Tuesday, 13 January 2009

"You can learn a lot by reading newspapers"


“Why do you read newspapers Daddy, they’re so booooring,” I asked as a seven-year-old, one Sunday morning.
“Because you can learn a lot by reading newspapers,” my father replied without looking up from the broadsheet.
“But it’s so boooring!”
He fixes me with a look. “It’s not boring, son. It’s important to keep up to date with current affairs and what’s going on in the world”
“But why? Can we go to the park?”
“If you’re good, we might go the park later”
“Yay!” I whoop and run off to put on a Road Runner cartoon that we’d recorded on VHS.

My father, of course was right. You can learn a lot by reading newspapers. As boring as they were to a seven-year-old me, I can assure you they’re nowhere near as boring as watching a surgeon operate. So, I’m sitting in theatre, reading a newspaper and doing my best impression of the clichéd anaesthetist, when I come across this article. Now, it’s not often I learn something genuinely new and relevant to my work in the press, but this was the exception. Of course, I’d heard about this survey, but I wasn’t aware that the results had been published. It made interesting, and reassuring reading. Later on, I found out that this news had made the press here and here as well.

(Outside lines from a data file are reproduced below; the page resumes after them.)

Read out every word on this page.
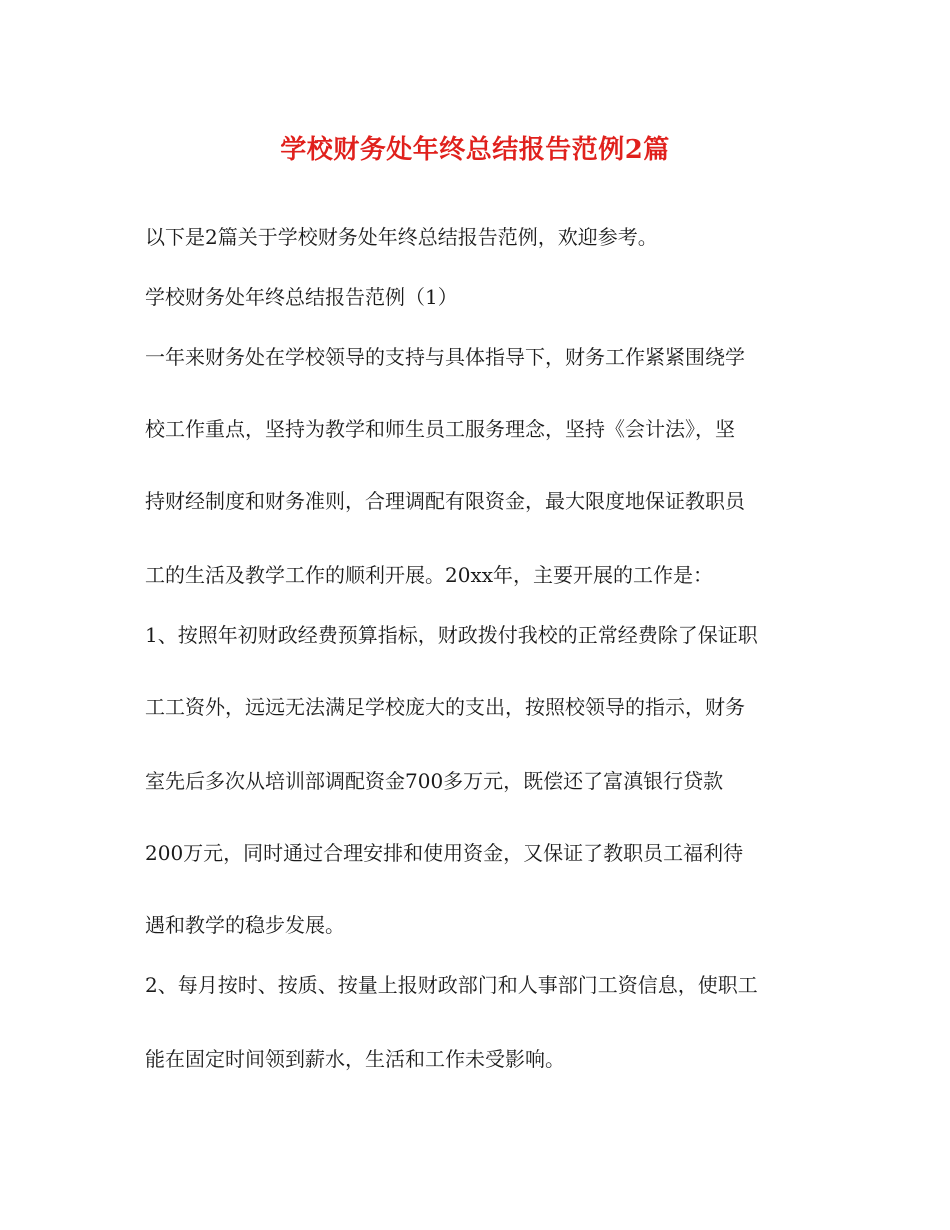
学校财务处年终总结报告范例2篇

以下是2篇关于学校财务处年终总结报告范例，欢迎参考。

学校财务处年终总结报告范例（1）

一年来财务处在学校领导的支持与具体指导下，财务工作紧紧围绕学

校工作重点，坚持为教学和师生员工服务理念，坚持《会计法》，坚

持财经制度和财务准则，合理调配有限资金，最大限度地保证教职员

工的生活及教学工作的顺利开展。20xx年，主要开展的工作是：

1、按照年初财政经费预算指标，财政拨付我校的正常经费除了保证职

工工资外，远远无法满足学校庞大的支出，按照校领导的指示，财务

室先后多次从培训部调配资金700多万元，既偿还了富滇银行贷款

200万元，同时通过合理安排和使用资金，又保证了教职员工福利待

遇和教学的稳步发展。

2、每月按时、按质、按量上报财政部门和人事部门工资信息，使职工

能在固定时间领到薪水，生活和工作未受影响。
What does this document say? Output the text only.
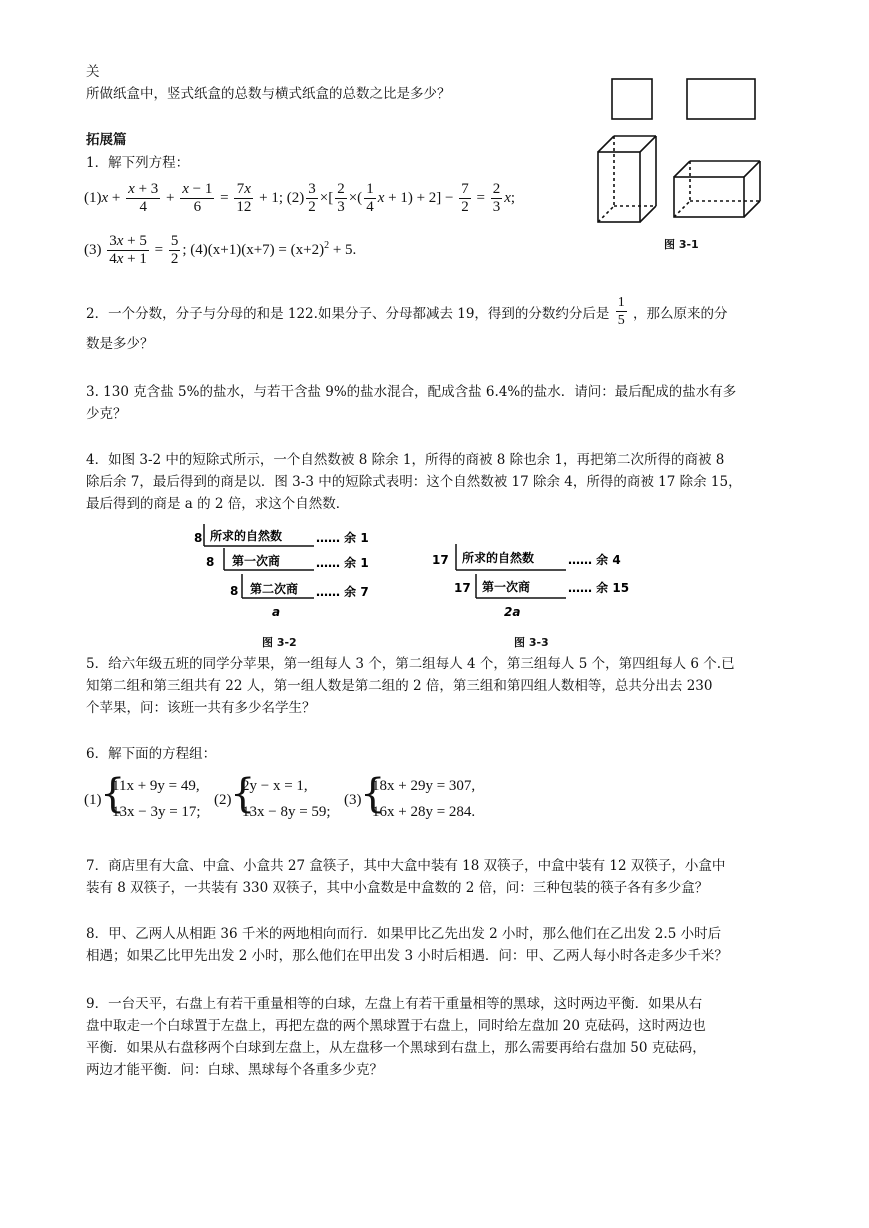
关
所做纸盒中，竖式纸盒的总数与横式纸盒的总数之比是多少？
图 3-1
拓展篇
1．解下列方程：
$(1)x + \frac{x + 3}{4} + \frac{x - 1}{6} = \frac{7x}{12} + 1$; $(2) \frac{3}{2}$ ×[ $\frac{2}{3}$ ×( $\frac{1}{4}$ $x + 1) + 2] - \frac{7}{2} = \frac{2}{3} x$;
$(3) \frac{3x + 5}{4x + 1} = \frac{5}{2}$ ; $(4)(x+1)(x+7) = (x+2)^2 + 5$.
2．一个分数，分子与分母的和是 122.如果分子、分母都减去 19，得到的分数约分后是 $\frac{1}{5}$ ，那么原来的分
数是多少？
3. 130 克含盐 5%的盐水，与若干含盐 9%的盐水混合，配成含盐 6.4%的盐水．请问：最后配成的盐水有多
少克？
4．如图 3-2 中的短除式所示，一个自然数被 8 除余 1，所得的商被 8 除也余 1，再把第二次所得的商被 8
除后余 7，最后得到的商是以．图 3-3 中的短除式表明：这个自然数被 17 除余 4，所得的商被 17 除余 15，
最后得到的商是 a 的 2 倍，求这个自然数．
8 所求的自然数	…… 余 1
8 第一次商	…… 余 1
8 第二次商 …… 余 7
a
图 3-2
17 所求的自然数	…… 余 4
17 第一次商	…… 余 15
2a
图 3-3
5．给六年级五班的同学分苹果，第一组每人 3 个，第二组每人 4 个，第三组每人 5 个，第四组每人 6 个.已
知第二组和第三组共有 22 人，第一组人数是第二组的 2 倍，第三组和第四组人数相等，总共分出去 230
个苹果，问：该班一共有多少名学生？
6．解下面的方程组：
(1)
{
11x + 9y = 49,
13x − 3y = 17;
(2)
{
2y − x = 1,
13x − 8y = 59;
(3)
{
18x + 29y = 307,
16x + 28y = 284.
7．商店里有大盒、中盒、小盒共 27 盒筷子，其中大盒中装有 18 双筷子，中盒中装有 12 双筷子，小盒中
装有 8 双筷子，一共装有 330 双筷子，其中小盒数是中盒数的 2 倍，问：三种包装的筷子各有多少盒？
8．甲、乙两人从相距 36 千米的两地相向而行．如果甲比乙先出发 2 小时，那么他们在乙出发 2.5 小时后
相遇；如果乙比甲先出发 2 小时，那么他们在甲出发 3 小时后相遇．问：甲、乙两人每小时各走多少千米？
9．一台天平，右盘上有若干重量相等的白球，左盘上有若干重量相等的黑球，这时两边平衡．如果从右
盘中取走一个白球置于左盘上，再把左盘的两个黑球置于右盘上，同时给左盘加 20 克砝码，这时两边也
平衡．如果从右盘移两个白球到左盘上，从左盘移一个黑球到右盘上，那么需要再给右盘加 50 克砝码，
两边才能平衡．问：白球、黑球每个各重多少克？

As a medical student, one of the doctors on the firm I was attached to took the piss once because of something I’d said. “Do you learn all your medicine in the newspapers?” he asked me. I wanted to check that I hadn’t somehow missed the boat entirely with this and was reassured that the results of the survey had indeed only been released the same day.

To be honest, the results haven’t really come as a surprise to me at all. As a doctor, indeed, as a human, I see the risk through the lens of my own experience. I’ve been studying and practicing medicine for many years now and I’ve seen first hand what happens when things go wrong. I’ve seen first-hand, the complications of things that doctors do.

I’ve seen renal failure caused by diuretics and deafness caused by antibiotics. I’ve seen chest infections and would infections, deep vein thromboses and pulmonary emboli after surgery. I’ve seen a tension pneumothorax caused by a central line and I’ve seen a man have a brain haemorrhage after being given thrombolysis. I’ve seen what can go wrong with anticoagulants and what can happen if a surgeon puts a stitch in the wrong place.

I’ve seen all of this, and much, much more.

I have never seen a patient come to serious harm because of an epidural or spinal anaesthetic.

The 3rd National Audit Project of the Royal College of Anaesthetists backs up my own personal experience with some hard facts. Like I say, this is very reassuring news indeed and my father was right, you can learn a lot by reading the newspapers.